Running Evaluation Tasks#

Run the following command to perform the evaluation, passing in the local dataset and model paths. Note that the values for local_path must correspond one-to-one with those in the --datasets parameter:

evalscope eval \
 --model ./model/qwen2.5 \
 --datasets mmlu_pro \
 --dataset-args '{"mmlu_pro": {"local_path": "./data/mmlu_pro"}}' \
 --limit 10

Switching to Version v1.0#

If you previously used version v0.1x and wish to switch to v1.0, please note the following changes:

The evaluation dataset downloaded via zip is no longer supported.

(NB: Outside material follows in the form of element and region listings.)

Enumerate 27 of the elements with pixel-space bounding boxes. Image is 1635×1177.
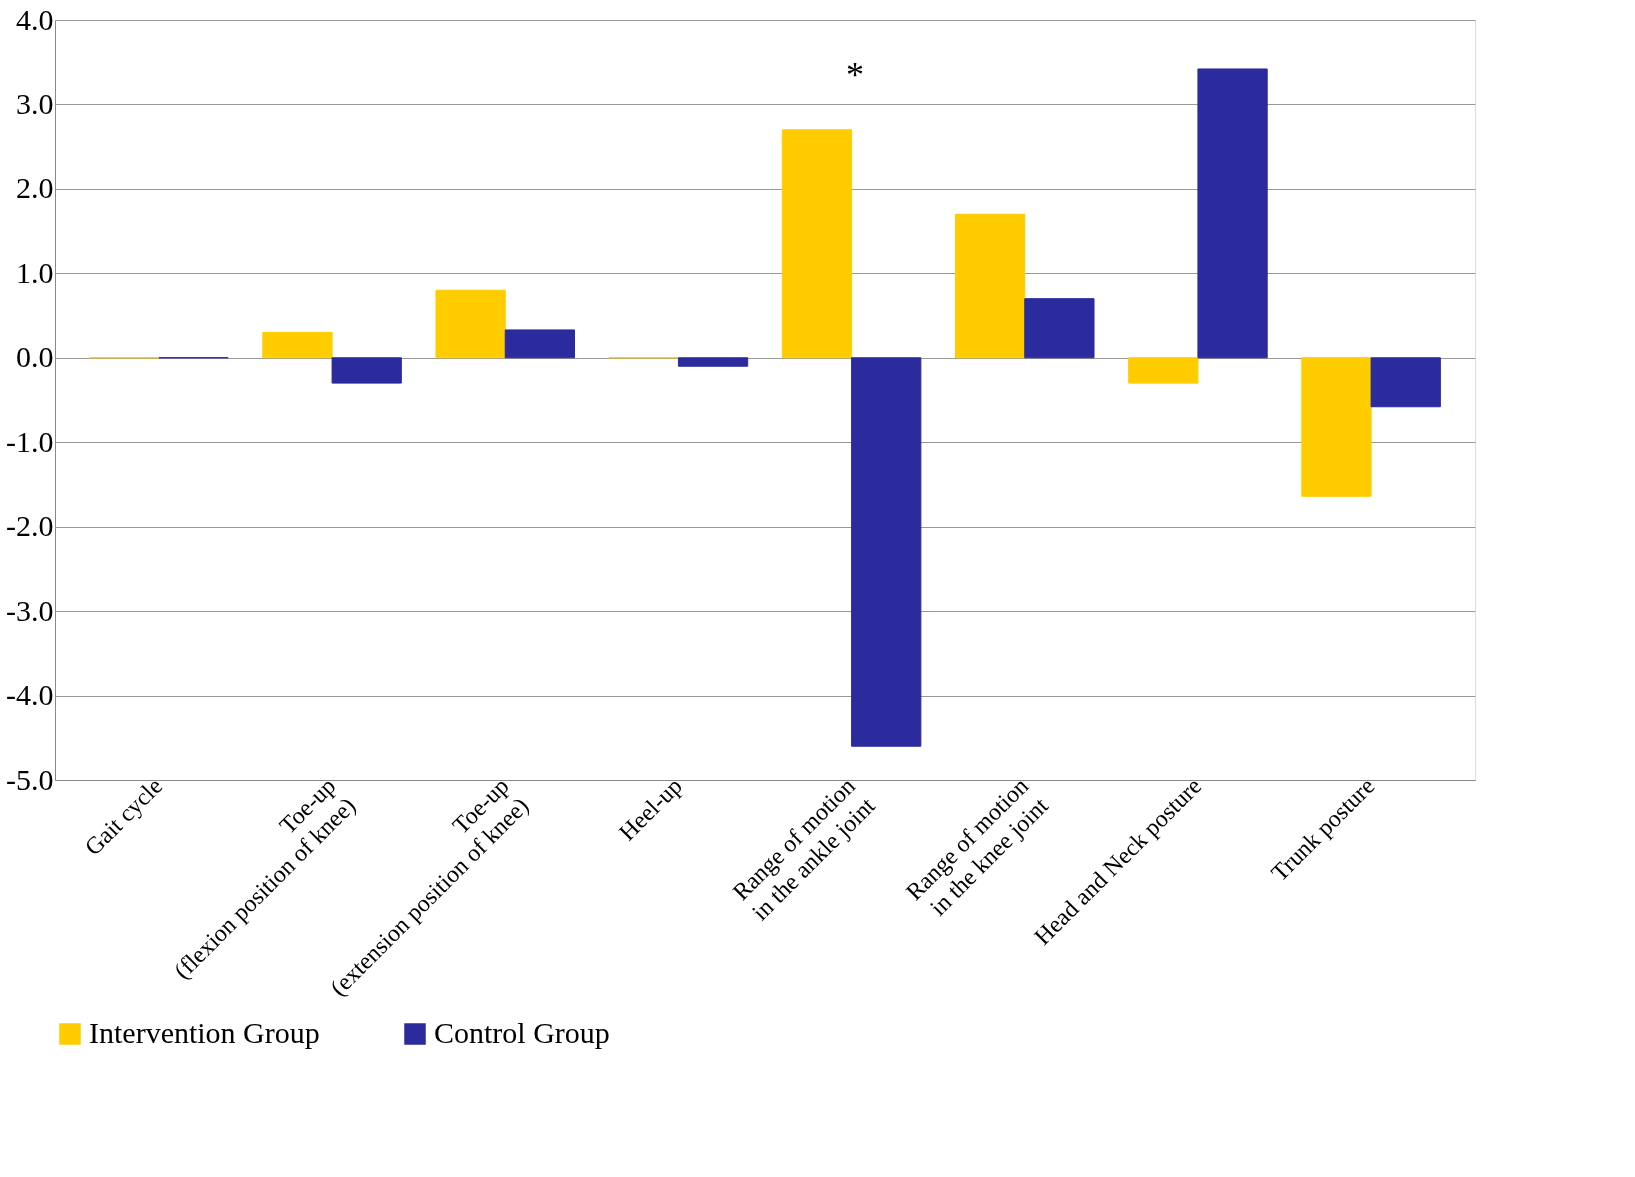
bar <box>504 329 576 359</box>
legend-label: Intervention Group <box>89 1016 320 1049</box>
y-tick-label: -1.0 <box>6 424 54 458</box>
y-tick-label: 3.0 <box>16 86 54 120</box>
y-tick-label: -5.0 <box>6 762 54 796</box>
bar <box>1301 357 1372 497</box>
y-tick-label: 1.0 <box>16 255 54 289</box>
legend-label: Control Group <box>434 1016 610 1049</box>
bar <box>1128 357 1199 384</box>
bar <box>1197 68 1268 359</box>
bar <box>1370 357 1441 408</box>
bar <box>851 357 922 747</box>
y-tick-label: -4.0 <box>6 678 54 712</box>
bar <box>435 289 506 359</box>
bar <box>677 357 749 367</box>
y-tick-label: 2.0 <box>16 171 54 205</box>
bar <box>262 331 333 359</box>
y-tick-label: -3.0 <box>6 593 54 627</box>
y-tick-label: -2.0 <box>6 509 54 543</box>
y-tick-label: 0.0 <box>16 340 54 374</box>
bar <box>954 213 1026 359</box>
y-tick-label: 4.0 <box>16 2 54 36</box>
bar <box>781 129 853 359</box>
bar <box>331 357 402 384</box>
annotation: * <box>846 55 864 95</box>
x-tick-label: Gait cycle <box>79 772 168 861</box>
bar <box>1024 298 1095 359</box>
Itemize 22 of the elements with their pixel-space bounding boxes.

For using a local dataset, please refer to this section.
Due to changes in the evaluation output format, the EvalScope visualization feature is not compatible with versions prior to 1.0. You must use reports output by version 1.0 for proper visualization.
Due to changes in dataset formats, EvalScope’s dataset collection feature does not support datasets created with versions prior to 1.0. You will need to recreate datasets using version 1.0.
The n parameter in model inference is no longer supported; it has been changed to repeats.
The stage parameter has been removed. A new parameter, rerun_review, has been added to control whether evaluations are rerun when use_cache is specified.
The dataset gpqa has been renamed to gpqa_diamond, and there is no need to specify the subset_list parameter.